Northern News Services
Yellowknife (Oct 08/01) - Aboriginal groups must choose between relying on the government or going at it alone, says the territories' minister of economic development.
That's the reality of the matter, said Joe Handley, minister of economic development for the territory. He's dangling a massive $26 billion hydro project for six rivers in the territory which could create millions of dollars in revenue.
"The reality aboriginal governments will have to face is that if they want self government what is going to be their source of revenue?" said Handley.
Economic independence goes hand in hand with self government, he said.
"They can't be dependent on Ottawa for a welfare check," said Handley.
But the big money isn't swaying some critics.
They charge Handley's hydro projects could flood communities, destroy traditional gathering areas and disrupt the ecology.
Some raised the spectre of the James Bay hydro development in Quebec which flooded 15,000 sq. km of land and proved to be an ecological disaster.
Handley said the projects in the North will be nothing like that, but the numbers seem to point at major development on par with James Bay.
According to territorial projections, the Mackenzie River could produce up to 10,500 megawatts of power.
The province of Ontario produces 24,000 megawatts across the board.
Handley proposes run of the river technology, which uses the river's current to generate power. There is less pooling in run of the river developments.
The Pic River First Nation created a lucrative hydro industry using run of the river technology.
Byron Leclair, economic development officer with the band, said his community doesn't even come close to generating the type of power proposed for the North.
"How you'd get 10,000 megawatts using run of the river, I don't know," said Leclair.
The Pic River First Nation, about three-and-a-half hours east of Thunder Bay on the north shore of Lake Superior, is currently developing a third hydro project.

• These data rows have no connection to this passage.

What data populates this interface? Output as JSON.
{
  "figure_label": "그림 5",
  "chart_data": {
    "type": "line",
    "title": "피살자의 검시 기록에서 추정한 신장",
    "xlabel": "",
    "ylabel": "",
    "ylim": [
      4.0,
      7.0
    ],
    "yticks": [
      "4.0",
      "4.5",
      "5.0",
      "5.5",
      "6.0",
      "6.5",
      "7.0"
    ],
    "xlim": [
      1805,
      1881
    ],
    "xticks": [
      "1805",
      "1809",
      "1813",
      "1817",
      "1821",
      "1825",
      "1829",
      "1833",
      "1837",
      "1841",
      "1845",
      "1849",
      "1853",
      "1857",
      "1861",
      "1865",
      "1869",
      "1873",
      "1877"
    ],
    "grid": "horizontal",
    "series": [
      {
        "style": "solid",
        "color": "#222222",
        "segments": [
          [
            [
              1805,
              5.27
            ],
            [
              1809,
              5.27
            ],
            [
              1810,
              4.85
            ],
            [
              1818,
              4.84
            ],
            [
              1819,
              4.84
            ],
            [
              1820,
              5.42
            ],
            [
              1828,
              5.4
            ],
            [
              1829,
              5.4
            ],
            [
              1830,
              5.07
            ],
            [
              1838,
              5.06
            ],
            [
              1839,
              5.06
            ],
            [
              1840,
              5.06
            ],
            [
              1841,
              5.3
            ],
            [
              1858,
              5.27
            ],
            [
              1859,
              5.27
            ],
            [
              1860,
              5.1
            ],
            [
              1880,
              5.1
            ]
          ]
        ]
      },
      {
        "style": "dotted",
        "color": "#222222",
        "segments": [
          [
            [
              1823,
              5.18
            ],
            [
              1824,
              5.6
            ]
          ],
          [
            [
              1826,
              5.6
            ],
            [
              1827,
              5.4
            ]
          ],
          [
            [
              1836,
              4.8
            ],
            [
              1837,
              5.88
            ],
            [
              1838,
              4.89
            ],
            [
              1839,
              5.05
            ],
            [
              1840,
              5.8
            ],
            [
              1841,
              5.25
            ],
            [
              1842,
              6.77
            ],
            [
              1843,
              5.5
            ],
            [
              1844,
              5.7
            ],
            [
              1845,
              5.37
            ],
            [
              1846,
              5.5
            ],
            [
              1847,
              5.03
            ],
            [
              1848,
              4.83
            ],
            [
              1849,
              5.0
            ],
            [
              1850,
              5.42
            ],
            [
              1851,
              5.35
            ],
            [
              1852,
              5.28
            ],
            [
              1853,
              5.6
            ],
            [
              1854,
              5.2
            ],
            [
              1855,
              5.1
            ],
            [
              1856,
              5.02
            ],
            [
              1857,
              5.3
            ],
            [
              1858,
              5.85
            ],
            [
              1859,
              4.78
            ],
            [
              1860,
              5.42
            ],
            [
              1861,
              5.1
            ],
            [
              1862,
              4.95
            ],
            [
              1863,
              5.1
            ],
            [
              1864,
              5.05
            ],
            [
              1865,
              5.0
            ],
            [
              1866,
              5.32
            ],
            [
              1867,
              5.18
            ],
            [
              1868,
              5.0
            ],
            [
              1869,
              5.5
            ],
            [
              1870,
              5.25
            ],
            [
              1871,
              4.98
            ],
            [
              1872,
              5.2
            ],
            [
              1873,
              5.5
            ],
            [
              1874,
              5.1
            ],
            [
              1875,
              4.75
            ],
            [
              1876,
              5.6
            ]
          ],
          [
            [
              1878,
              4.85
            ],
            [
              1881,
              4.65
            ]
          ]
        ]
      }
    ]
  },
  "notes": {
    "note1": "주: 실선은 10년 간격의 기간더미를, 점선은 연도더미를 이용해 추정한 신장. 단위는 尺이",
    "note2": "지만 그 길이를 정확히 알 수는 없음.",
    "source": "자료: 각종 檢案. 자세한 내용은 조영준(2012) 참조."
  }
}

They've completed two projects which generate a combined $17 million in revenue a year. But their voltage output hovers in the lower double digits.
The developments caused some minor ecological disruptions. Leclair said he still hunts and traps near the developments.
The scope of projects in the territories scares some people -- though Handley said he's just presenting potential.
"As a private person, I don't think it's not worth it," said Winter Lennie, chair of the Sahtu renewable resources board based out of Tulita.
"This is the last frontier and we're going to risk destroying significant wildlife habitat, to sell power to someone else?" said Lennie.
Handley admits developments will have an environmental impact.
"Let's not try to fool ourselves into believing a hydro project will have no impact," said Handley. "There is a trade-off."
He said each individual region has to decide what is acceptable.
According to some aboriginal environmental groups the trade-offs are always too high
"People are the casualties in these developments," said Susan Hare, spokesperson with the First Nations Environmental Network.